RUSSIAN AND SOVIET PERIODS IN KYRGYZSTAN

RUSSIAN RULE IN KYRGYZSTAN

Conflicts between the Kyrgyz and Uzbeks were one of the main reasons the Kyrgyz decided to ally themselves with the Russians. In the early 1800s the Russians began moving into Kyrgyz territory in the Tien Shan. Some Kyrgyz tribes formed alliances with the Russians. Others formed alliances with the Uzbeks. The divisions within the Kyrgyz people were an expression of clan divisions and were also a ploy to keep either the Uzbeks or the Russians from completely controlling them.

The defeat of the Khokand Uzbeks at the hands of the Russians at Bishkek in 1862 and Tashkent in 1865 paved the way for Russian domination of Kyrgyzstan. Kyrgyzstan was gradually absorbed by imperial Russia in the 1860s and 70s and formally annexed in 1876 and made part of Russian Turkestan. Not long after that Russian settlers began moving in and occupying land formally occupied Kyrgyz. The settlers often took the best land.
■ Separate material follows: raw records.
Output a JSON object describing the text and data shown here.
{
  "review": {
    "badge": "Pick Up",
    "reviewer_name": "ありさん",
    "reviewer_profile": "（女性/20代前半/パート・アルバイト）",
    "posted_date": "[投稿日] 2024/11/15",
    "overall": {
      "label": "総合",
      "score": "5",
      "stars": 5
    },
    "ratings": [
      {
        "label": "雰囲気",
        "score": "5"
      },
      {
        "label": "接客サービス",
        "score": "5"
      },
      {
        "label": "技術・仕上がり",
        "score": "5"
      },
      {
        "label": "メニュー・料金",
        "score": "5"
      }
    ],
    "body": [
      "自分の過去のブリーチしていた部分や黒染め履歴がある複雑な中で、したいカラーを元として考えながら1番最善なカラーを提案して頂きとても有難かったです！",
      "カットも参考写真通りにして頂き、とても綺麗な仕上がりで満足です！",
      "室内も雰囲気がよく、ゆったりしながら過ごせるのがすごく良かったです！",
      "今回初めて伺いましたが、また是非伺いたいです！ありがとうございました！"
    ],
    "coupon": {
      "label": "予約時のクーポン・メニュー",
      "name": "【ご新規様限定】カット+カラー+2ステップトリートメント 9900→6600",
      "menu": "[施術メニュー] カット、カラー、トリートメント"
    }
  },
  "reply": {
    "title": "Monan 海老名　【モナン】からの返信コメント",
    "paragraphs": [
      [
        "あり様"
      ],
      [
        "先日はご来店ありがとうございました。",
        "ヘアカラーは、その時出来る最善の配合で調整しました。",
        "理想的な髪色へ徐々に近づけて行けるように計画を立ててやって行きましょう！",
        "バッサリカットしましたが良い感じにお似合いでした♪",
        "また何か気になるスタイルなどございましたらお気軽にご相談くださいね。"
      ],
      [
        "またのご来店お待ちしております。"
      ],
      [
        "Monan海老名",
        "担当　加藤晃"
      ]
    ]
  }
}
In 1876, after defeating the Khokand Khanatem Russian troops occupied northern Kyrgyzstan. Within five years, all Kyrgyzstan had become part of the Russian Empire, and the Kyrgyz slowly began to integrate themselves into the economic and political life of Russia. In the last decades of the nineteenth century, increasing numbers of Russian and Ukrainian settlers moved into the northern part of present-day Kyrgyzstan. Russian specialists began large-scale housing, mining, and road construction projects and the construction of schools. In the first years of the twentieth century, the presence of the Russians made possible the publication of the first books in the Kyrgyz language; the first Kyrgyz reader was published in Russia in 1911. Nevertheless, Russian policy did not aim at educating the population; most Kyrgyz remained illiterate, and in most regions traditional life continued largely as it had before 1870. [Source: Library of Congress, March 1996 *]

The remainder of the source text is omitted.